Just Energy intends to commence each of the NCIBs on March 17, 2015. Each of the NCIBs will expire on March 16, 2016 or such earlier date as Just Energy completes its purchases pursuant to each NCIB. All purchases made under each NCIB will be made through the facilities of the TSX in accordance with the rules of the TSX at market prices prevailing at the time of purchase. The actual amount of Debentures and Common Shares that may be purchased under each NCIB is subject to, and cannot exceed the limits referred to above. The timing of such purchases will be determined by Just Energy.

About Just Energy Group Inc.

Established in 1997, Just Energy is primarily a competitive retailer of natural gas and electricity. With offices located across the United States, Canada and the United Kingdom, Just Energy serves over 2 million residential and commercial customers (4.5 million RCEs) through a wide range of energy programs.

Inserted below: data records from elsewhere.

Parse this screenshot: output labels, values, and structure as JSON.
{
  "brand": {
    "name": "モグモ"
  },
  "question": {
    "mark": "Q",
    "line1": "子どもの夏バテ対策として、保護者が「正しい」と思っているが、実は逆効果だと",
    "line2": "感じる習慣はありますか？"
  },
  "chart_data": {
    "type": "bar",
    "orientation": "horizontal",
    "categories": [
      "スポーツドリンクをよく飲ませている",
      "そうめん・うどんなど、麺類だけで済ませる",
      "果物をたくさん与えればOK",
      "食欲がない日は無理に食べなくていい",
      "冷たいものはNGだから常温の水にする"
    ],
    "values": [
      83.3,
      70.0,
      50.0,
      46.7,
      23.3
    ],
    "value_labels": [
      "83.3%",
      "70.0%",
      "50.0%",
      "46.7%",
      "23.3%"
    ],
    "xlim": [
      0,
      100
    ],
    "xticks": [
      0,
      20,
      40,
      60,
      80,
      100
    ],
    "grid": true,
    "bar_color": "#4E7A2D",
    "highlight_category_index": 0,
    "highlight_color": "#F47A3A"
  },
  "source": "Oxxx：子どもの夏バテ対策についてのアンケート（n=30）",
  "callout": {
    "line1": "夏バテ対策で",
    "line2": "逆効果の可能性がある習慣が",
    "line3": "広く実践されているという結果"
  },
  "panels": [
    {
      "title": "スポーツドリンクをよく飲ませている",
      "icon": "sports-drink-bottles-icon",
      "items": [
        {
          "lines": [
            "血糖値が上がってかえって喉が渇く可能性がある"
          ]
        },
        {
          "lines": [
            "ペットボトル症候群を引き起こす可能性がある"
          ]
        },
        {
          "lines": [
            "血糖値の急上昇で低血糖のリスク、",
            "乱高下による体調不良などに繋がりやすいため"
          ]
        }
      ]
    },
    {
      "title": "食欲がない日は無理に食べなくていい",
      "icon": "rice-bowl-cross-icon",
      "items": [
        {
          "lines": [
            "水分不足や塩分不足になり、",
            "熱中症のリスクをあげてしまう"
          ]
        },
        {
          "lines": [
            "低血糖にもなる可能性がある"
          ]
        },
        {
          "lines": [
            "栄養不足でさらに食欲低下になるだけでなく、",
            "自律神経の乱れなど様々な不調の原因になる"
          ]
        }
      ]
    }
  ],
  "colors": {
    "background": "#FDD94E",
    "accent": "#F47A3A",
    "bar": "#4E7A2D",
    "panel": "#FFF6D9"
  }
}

The Company's JustGreen® products provide consumers with the ability to reduce the environmental impact of their everyday energy use. Just Energy's business primarily involves the sale of natural gas and/or electricity to residential and commercial customers under long-term fixed-price, price-protected or variable-priced contracts under the following trade names: Just Energy, Hudson Energy, Commerce Energy, Smart Prepaid Electric, Amigo Energy, Tara Energy and Green Star Energy.

FORWARD-LOOKING STATEMENTS

Just Energy's press releases may contain forward-looking statements including statements pertaining to customer revenues and margins, customer additions and renewals, customer attrition, customer consumption levels, general and administrative expenses, dividends, distributable cash and treatment under governmental regulatory regimes. These statements are based on current expectations that involve a number of risks and uncertainties which could cause actual results to differ from those anticipated. These risks include, but are not limited to, levels of customer natural gas and electricity consumption, rates of customer additions and renewals, rates of customer attrition, fluctuations in natural gas and electricity prices, changes in regulatory regimes and decisions by regulatory authorities, competition and dependence on certain suppliers. Additional information on these and other factors that could affect Just Energy's operations, financial results or dividend levels are included in Just Energy's annual information form and other reports on file with Canadian securities regulatory authorities which can be accessed through the SEDAR website at www.sedar.com, on the U.S. Securities Exchange Commission's website at www.sec.gov or through Just Energy's website at www.justenergygroup.com.

Neither the Toronto Stock Exchange nor the New York Stock Exchange has approved nor disapproved of the information contained herein.